Seine komplexen Kompositionen sind geprägt von diesem Wissen. Sie integrieren arabische Metren und Tonskalen ebenso wie ausgedehnte Improvisationen. Sie berufen sich auf durchkomponierte Melodieabläufe ebenso wie auf technische Virtuosität. In der Zusammenstellung seiner internationalen Besetzungen beweist Rabih regelmäßig ein glückliches Händchen. Zu seinen Kollaborateuren zählen vor allem geistesverwandte "Grenzgänger". Die klassischen Ensembles "Kronos Quartett" und "Balanescu Quartett" ebenso wie die Jazzgrößen Charlie Mariano (sax) und Kenny Wheeler (trp) oder der Weltmusiker Glen Velez (perc).

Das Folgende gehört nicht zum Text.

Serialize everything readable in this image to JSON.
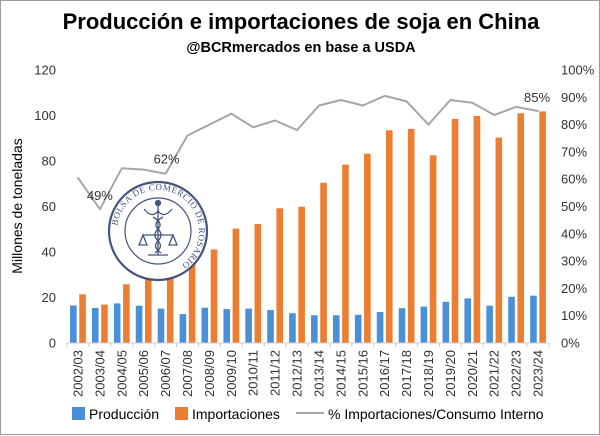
{
  "chart_data": {
    "type": "bar",
    "title": "Producción e importaciones de soja en China",
    "subtitle": "@BCRmercados en base a USDA",
    "ylabel": "Millones de toneladas",
    "y2label": "",
    "ylim": [
      0,
      120
    ],
    "y_ticks": [
      0,
      20,
      40,
      60,
      80,
      100,
      120
    ],
    "y2lim": [
      0,
      100
    ],
    "y2_ticks": [
      "0%",
      "10%",
      "20%",
      "30%",
      "40%",
      "50%",
      "60%",
      "70%",
      "80%",
      "90%",
      "100%"
    ],
    "categories": [
      "2002/03",
      "2003/04",
      "2004/05",
      "2005/06",
      "2006/07",
      "2007/08",
      "2008/09",
      "2009/10",
      "2010/11",
      "2011/12",
      "2012/13",
      "2013/14",
      "2014/15",
      "2015/16",
      "2016/17",
      "2017/18",
      "2018/19",
      "2019/20",
      "2020/21",
      "2021/22",
      "2022/23",
      "2023/24"
    ],
    "series": [
      {
        "name": "Producción",
        "kind": "bar",
        "color": "#4a90d9",
        "axis": "left",
        "values": [
          16.5,
          15.4,
          17.4,
          16.4,
          15.1,
          12.7,
          15.5,
          14.9,
          15.1,
          14.5,
          13.1,
          12.2,
          12.2,
          12.4,
          13.6,
          15.3,
          16.0,
          18.1,
          19.6,
          16.4,
          20.3,
          20.8
        ]
      },
      {
        "name": "Importaciones",
        "kind": "bar",
        "color": "#ed7d31",
        "axis": "left",
        "values": [
          21.4,
          16.9,
          25.8,
          28.3,
          28.7,
          37.8,
          41.1,
          50.3,
          52.3,
          59.2,
          59.9,
          70.4,
          78.4,
          83.2,
          93.5,
          94.1,
          82.5,
          98.5,
          99.8,
          90.3,
          101.0,
          101.8
        ]
      },
      {
        "name": "% Importaciones/Consumo Interno",
        "kind": "line",
        "color": "#a6a6a6",
        "axis": "right",
        "values": [
          60.5,
          49,
          64,
          63.5,
          62,
          76,
          80,
          84,
          79,
          81.5,
          78,
          87,
          89,
          87,
          90.5,
          88.5,
          80,
          89,
          88,
          83.5,
          86.5,
          85
        ]
      }
    ],
    "annotations": [
      {
        "category": "2003/04",
        "series": "% Importaciones/Consumo Interno",
        "text": "49%"
      },
      {
        "category": "2006/07",
        "series": "% Importaciones/Consumo Interno",
        "text": "62%"
      },
      {
        "category": "2023/24",
        "series": "% Importaciones/Consumo Interno",
        "text": "85%"
      }
    ],
    "grid": false,
    "legend_position": "bottom"
  },
  "watermark": {
    "text": "BOLSA DE COMERCIO DE ROSARIO",
    "icon": "caduceus-seal-icon",
    "color": "#3a4b75"
  }
}
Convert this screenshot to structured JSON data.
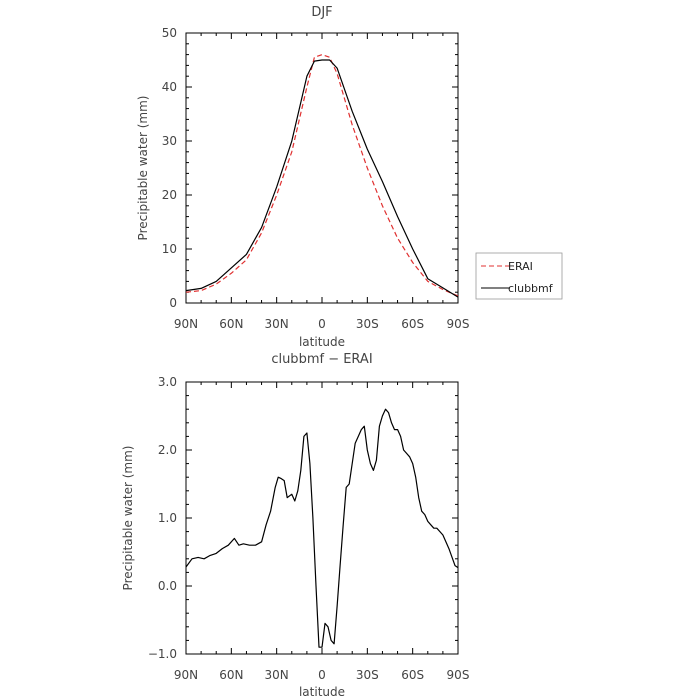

Den Kulturbegriff hat Rabih Abou-Khalil derweil von allen denkbaren Seiten beleuchtet. Dabei hat er zu einer grenzüberschreitenden Sichtweise gefunden, die ihm nicht nur Freunde beschert. "Die Leute im Libanon sagen, das, was ich mache, sei nicht traditionell genug." Um institutionalisierte Traditionen schert sich der Freidenker aber nicht. "Das, was heute gemacht wird, ist das, was dann morgen zur Tradition werden könnte. Für mich sind echte Sinnlichkeitserfahrungen viel wichtiger. Wenn etwas sich gleichzeitig gut anfühlt, gut riecht, sich gut anhört, gut aussieht ... das ist einfach diese Mischung. Das sind die Momente, wo wir wirklich wissen, dass wir am Leben sind. Ich versuche diese Momente so weit wie möglich auszuweiten. Musik ist nur die Art und Weise, wie ich das ausdrücke, was sonst Eindruck auf mich macht."
Die Deutsche Phonoakademie verlieh Rabih Abou-Khalil allein im Jahr 1999 insgesamt fünf Jazz Awards. Mit über 500.000 verkauften CDs gehört er zu den Top-Sellern auf dem deutschen Jazzmarkt. Zur kommenden Tournee erscheint die neue CD The Cactus of Knowledge bei Enja.
Rabih Abou-Khalil bildet mit seiner Gruppe einen musikalischen Brückenschlag zwischen Orient und Okzident, ethnischer Musik und Jazz, Tradition und Moderne. Elemente der Verzierung mit Ornamenten und Melismen geben zusammen mit einer einzigartig fintenreichen Rhythmik dieser Musik den tiefverwurzelten Halt, der den Melodie-instrumenten von der mächtigen Tuba über die arabische Laute, der Klarinette und dem Cello Ausflüge in bisher unbekannte Territorien erlaubt. Die bestehenden Kontraste zwischen den Musikern aus verschiedenen kulturellen Hintergründen, die auch zum Reiz dieser lebendigen Musik beitragen, werden überbrückt von einem gemeinsamen intuitiven Verstehen. Abou-Khalils Kompositionen stellen sicher, daß die Musik dem Verlangen nach Ausdruck der individuellen Talente gerecht wird, und verleihen jeder Aufführung eine internationale Komponente aus einem Guß, die man sonst in der sogenannten "Weltmusik" vergebens sucht.
"Wie ein endlos geflochtenes Band, voll von überraschenden Farbwecheln und geheimnisvollen Ornamenten, zieht der Strom seiner musikalischen Gedanken dahin...Im Paradox dieses "Arabischen Walzers" drängen immer wieder die uralten Klänge einer musikalischen Universalsprache durch alle reich wuchernden Arabesken hindurch an die tönende Oberfläche."
Frankfurter Allgemeine Zeitung
"Ist es Jazz? Wer ein Ohr für gute Musik hat, wird sich diese Frage verkneifen."